Since May 2021, we have been driving 26,011
miles with our Bolt EV and since May 2022 12,670
miles with our Model 3. I am purposefully excluding driving not powered by electricity from our home. We used a total of 10,890
KWh from our solar panels to charge the cars. Considering that we used this electricity instead of selling it back to our power utility it "cost" us USD 307
.
If we assume we were driving a gas car with a mileage of 30 miles/gallon and an average gas price of 3.60 USD/gallon it would have cost us USD 4,219
. It means that we saved USD 3,912
on gas.
More importantly, assuming that a gallon of gas produces 8.887 kg of CO2 plus 30% since gas does not magically materializes at the gas station. Including construction, installation and recycling, one KWh of electricity produced by our solar panels system creates 41g of CO2. Therefore we have avoided the emission of 14.4
tons of CO2, about 5.3
tons CO2 / year.
However, we have to take into account the production of the battery of both cars as they can be considered extra pollution compared to a gas car. If we assume the absolute nearly impossible worst case scenario where it would not get recycled at all and we consider that creating a 1 KWh battery generates 73 Kg of CO2, our two EV batteries created around 10.3 tons of CO2. Therefor, at our current rate, it took less than a year and a half to break even with two gas cars.
In the elapsed year, the maximum quantity of energy we pulled from the grid in one day is 38.3
KWh. Therefore, if we want to cover all our needs and assuming it is sunny every single day, we would need to at least double our solar installation and add a 38.3
KWh battery. It seems a bit like a huge investment which may not yield the best environmental results.

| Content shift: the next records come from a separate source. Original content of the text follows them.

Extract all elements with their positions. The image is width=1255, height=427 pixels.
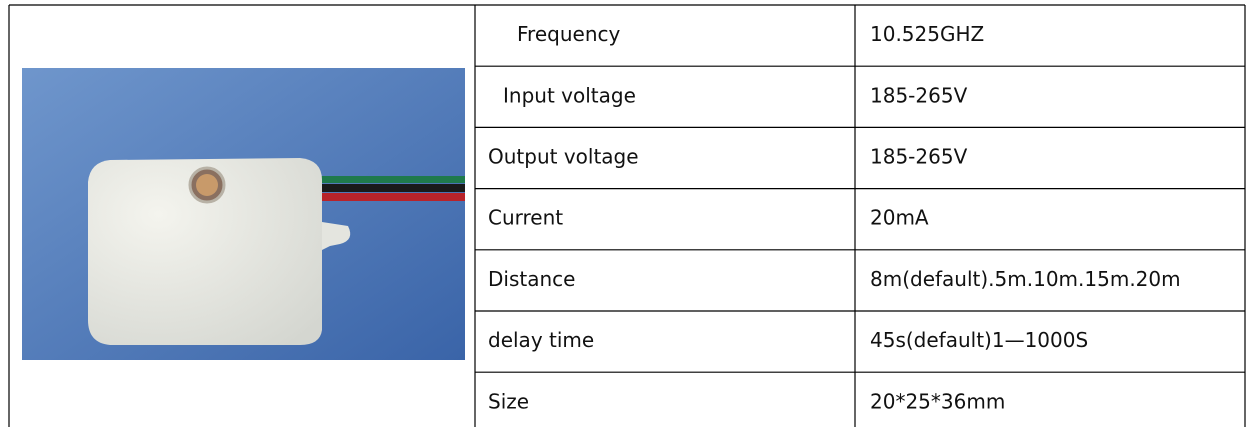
spec-label: Distance: [488, 267, 575, 291]
black-wire: [300, 184, 465, 192]
product-photo: [22, 68, 465, 360]
spec-label: Size: [488, 389, 529, 413]
spec-label: Current: [488, 206, 563, 230]
spec-value: 45s(default)1—1000S: [870, 328, 1088, 352]
spec-value: 20*25*36mm: [870, 389, 1005, 413]
spec-value: 185-265V: [870, 145, 968, 169]
spec-label: delay time: [488, 328, 594, 352]
page: Frequency 10.525GHZ Input voltage 185-265V O…: [0, 0, 1255, 427]
spec-label: Input voltage: [503, 83, 636, 107]
spec-label: Frequency: [517, 22, 620, 46]
spec-value: 185-265V: [870, 83, 968, 107]
table-cells: Frequency 10.525GHZ Input voltage 185-265V O…: [488, 22, 1181, 413]
spec-value: 20mA: [870, 206, 929, 230]
spec-label: Output voltage: [488, 145, 639, 169]
spec-value: 10.525GHZ: [870, 22, 984, 46]
green-wire: [300, 176, 465, 183]
red-wire: [300, 193, 465, 201]
sensor-core: [196, 174, 218, 196]
spec-sheet: Frequency 10.525GHZ Input voltage 185-265V O…: [0, 0, 1255, 427]
spec-value: 8m(default).5m.10m.15m.20m: [870, 267, 1181, 291]
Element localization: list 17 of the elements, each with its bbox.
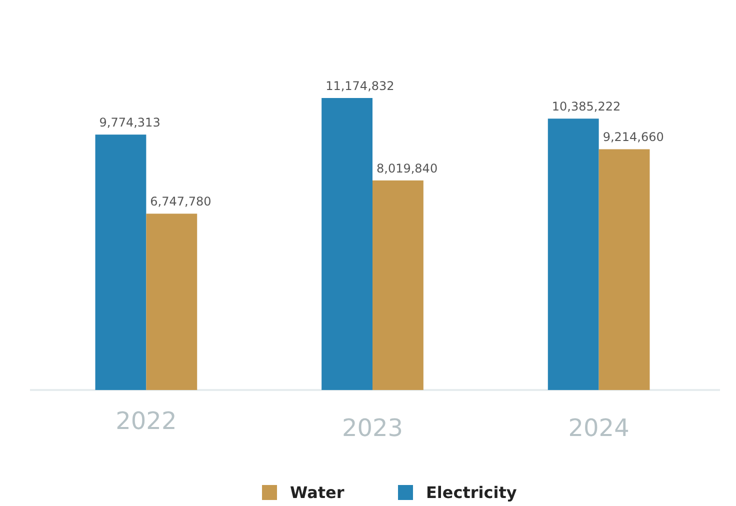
data-label: 10,385,222	[552, 100, 621, 114]
data-label: 11,174,832	[326, 79, 394, 93]
legend-label: Electricity	[426, 483, 518, 502]
x-tick-label: 2024	[568, 414, 630, 442]
bar	[548, 118, 599, 390]
bar	[146, 214, 198, 390]
bar	[598, 149, 650, 390]
x-tick-label: 2022	[116, 407, 177, 435]
x-tick-label: 2023	[342, 414, 404, 442]
data-label: 8,019,840	[376, 161, 438, 176]
bar	[372, 180, 424, 390]
bar	[95, 134, 146, 390]
legend-label: Water	[290, 483, 344, 502]
bar	[322, 98, 372, 390]
data-label: 9,214,660	[602, 130, 664, 144]
data-label: 9,774,313	[99, 116, 160, 130]
data-label: 6,747,780	[150, 194, 212, 209]
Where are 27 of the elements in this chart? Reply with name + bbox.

As my main goal is to reduce my carbon footprint, I decided to look for the optimal battery size. considered the following hypothesis:
- 1 KWh battery generates 73 Kg of CO2
- My utility company generates 294 of CO2 / KWh and my solar panel installation is at 41 gCO2eq/kWh .
For the year 2022 data and over various sizes of batteries, I plotted the number of years it would take to offset the carbon footprint of the battery.
⇒ the optimal battery size is about 3 KWh. It would save about 220 CO2 per year which will be offset in about two years.